Wanita hamil yang akan mengadakan perjalanan ke negara endemis yang


beresiko tinggi untuk terinfeksi VHA dianjurkan untuk vaksinasi. Vaksinasi
sebaiknya diberikan paling lambat 2 minggu sebelum perjalanan dan dapat
bertahan sampai 12 bulan setelah dosis tunggal dan sampai 20 tahun setelah dosis
kedua

2.1.1.4 Terapi

Pengobatan infeksi VHA bersifat simptomatik dan infeksi bisa sembuh


dengan sendirinya sehingga tidak ada terapi yang dibutuhkan kecuali mungkin
cairan untuk rehidrasi. Jika infeksi terjadi dalam minggu awal dapat diberikan
Imunoglobulin hepatitis A sebagai profilaksis post eksposure.

2.1.2 HEPATITIS VIRUS B


5

VHB ditemukan pertama kali tahun 1965 oleh Dr.Blumberg ketika sedang
mempelajari tentang hemophilia. VHB merupakan double stranded DNA a42nm
dari klass Hepadnaviridae. Permukaan paling luar dari membrannya mengandung
antigen yang disebut HBsAg yang bersirkulasi dalam darah sebagai partikel
spheris dan tubuler dengan ukuran 22 nm.

2.1.2.1 Penularan dan Gejala Klinik

Masa Inkubasi infeksi hepatitis B adalah 45-180 hari (rata-rata 60-90 hari .
Onset penyakit ini sering tersembunyi dengan gejala klinik yang tergantung usia
penderita.

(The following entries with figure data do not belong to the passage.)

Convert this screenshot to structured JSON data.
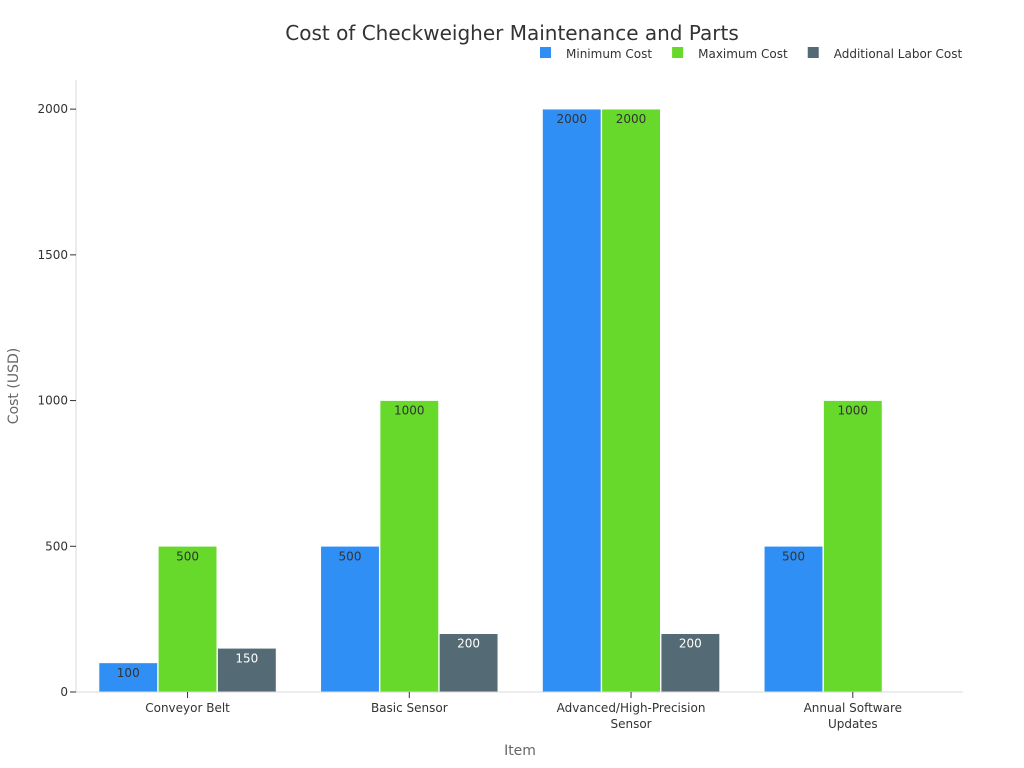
{
  "chart_data": {
    "type": "bar",
    "title": "Cost of Checkweigher Maintenance and Parts",
    "xlabel": "Item",
    "ylabel": "Cost (USD)",
    "ylim": [
      0,
      2100
    ],
    "yticks": [
      0,
      500,
      1000,
      1500,
      2000
    ],
    "grid": false,
    "legend_position": "top-right",
    "categories": [
      [
        "Conveyor Belt"
      ],
      [
        "Basic Sensor"
      ],
      [
        "Advanced/High-Precision",
        "Sensor"
      ],
      [
        "Annual Software",
        "Updates"
      ]
    ],
    "series": [
      {
        "name": "Minimum Cost",
        "color": "#2f8ff5",
        "label_color": "#333333",
        "values": [
          100,
          500,
          2000,
          500
        ]
      },
      {
        "name": "Maximum Cost",
        "color": "#66d92a",
        "label_color": "#333333",
        "values": [
          500,
          1000,
          2000,
          1000
        ]
      },
      {
        "name": "Additional Labor Cost",
        "color": "#546b75",
        "label_color": "#ffffff",
        "values": [
          150,
          200,
          200,
          null
        ]
      }
    ]
  }
}
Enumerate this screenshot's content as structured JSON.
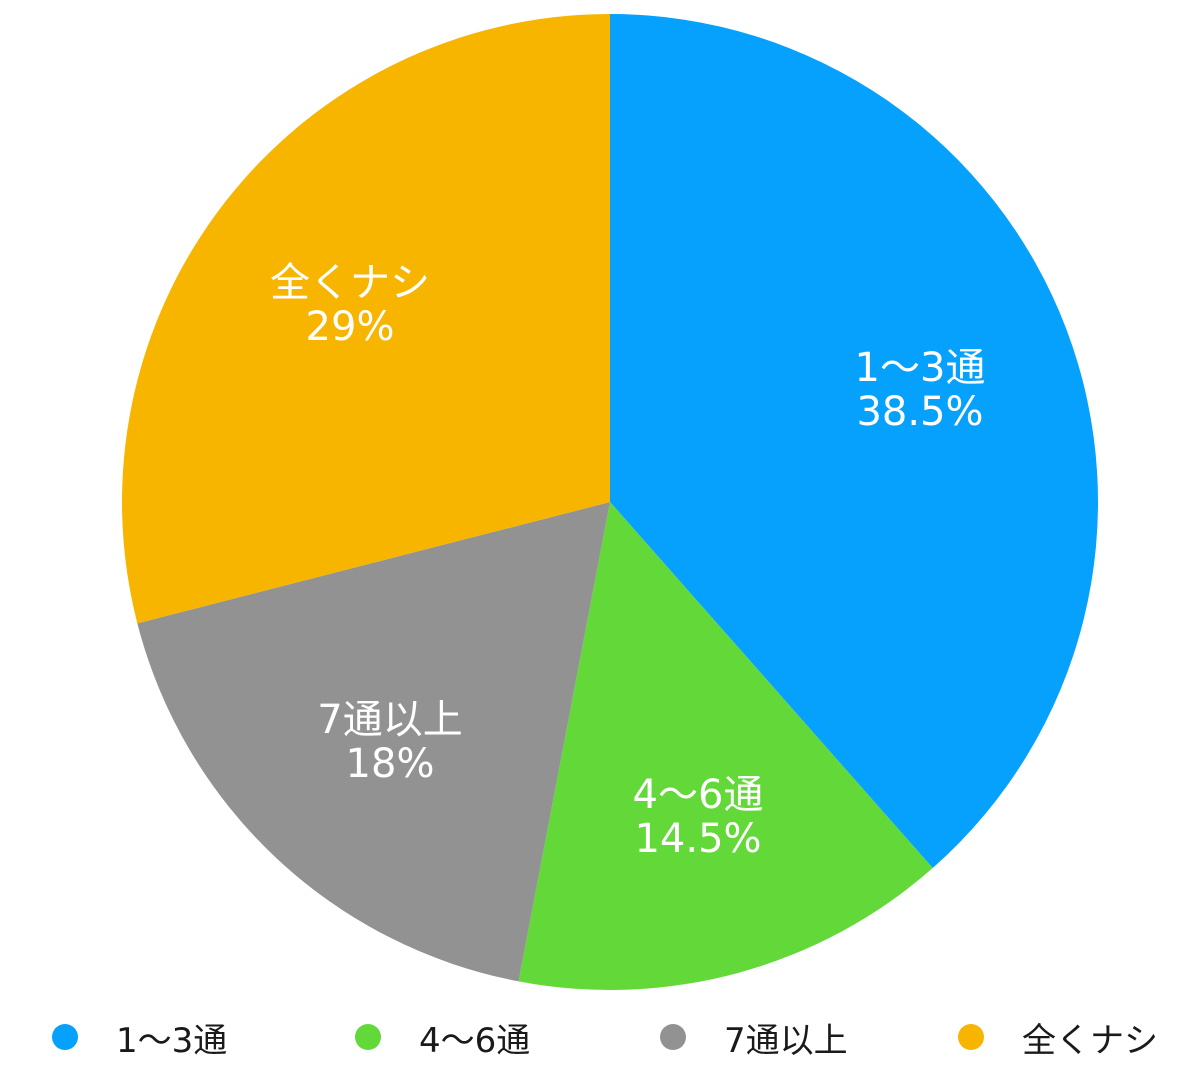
{
  "chart_data": {
    "type": "pie",
    "categories": [
      "1～3通",
      "4～6通",
      "7通以上",
      "全くナシ"
    ],
    "values": [
      38.5,
      14.5,
      18,
      29
    ],
    "value_labels": [
      "38.5%",
      "14.5%",
      "18%",
      "29%"
    ],
    "colors": [
      "#05a1fc",
      "#62d839",
      "#929292",
      "#f7b500"
    ],
    "start": "12 o'clock",
    "direction": "clockwise",
    "legend_position": "bottom"
  }
}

Sebagian infeksi akut VHB pada orang dewasa menghasilkan
penyembuhan yang sempurna dengan pengeluaran HBsAg dari darah dan
produksi anti HBs yang dapat memberikan imunitas untuk infeksi berikutnya.

Gejala dapat berupa mual, muntah, nafsu makan menurun, demam, nyeri
perut dan ikterik. VHB 100 kali lebih infeksius daripada HIV dan paling sering
mengenai usia 15-39 tahun. Penularan VHB dapat melalui kontak seksual (± 25
%), parenteral seperti jarum suntik, dan penularan perinatal melalui kontak darah
ibu penderita kronis dengan membran mukus janin.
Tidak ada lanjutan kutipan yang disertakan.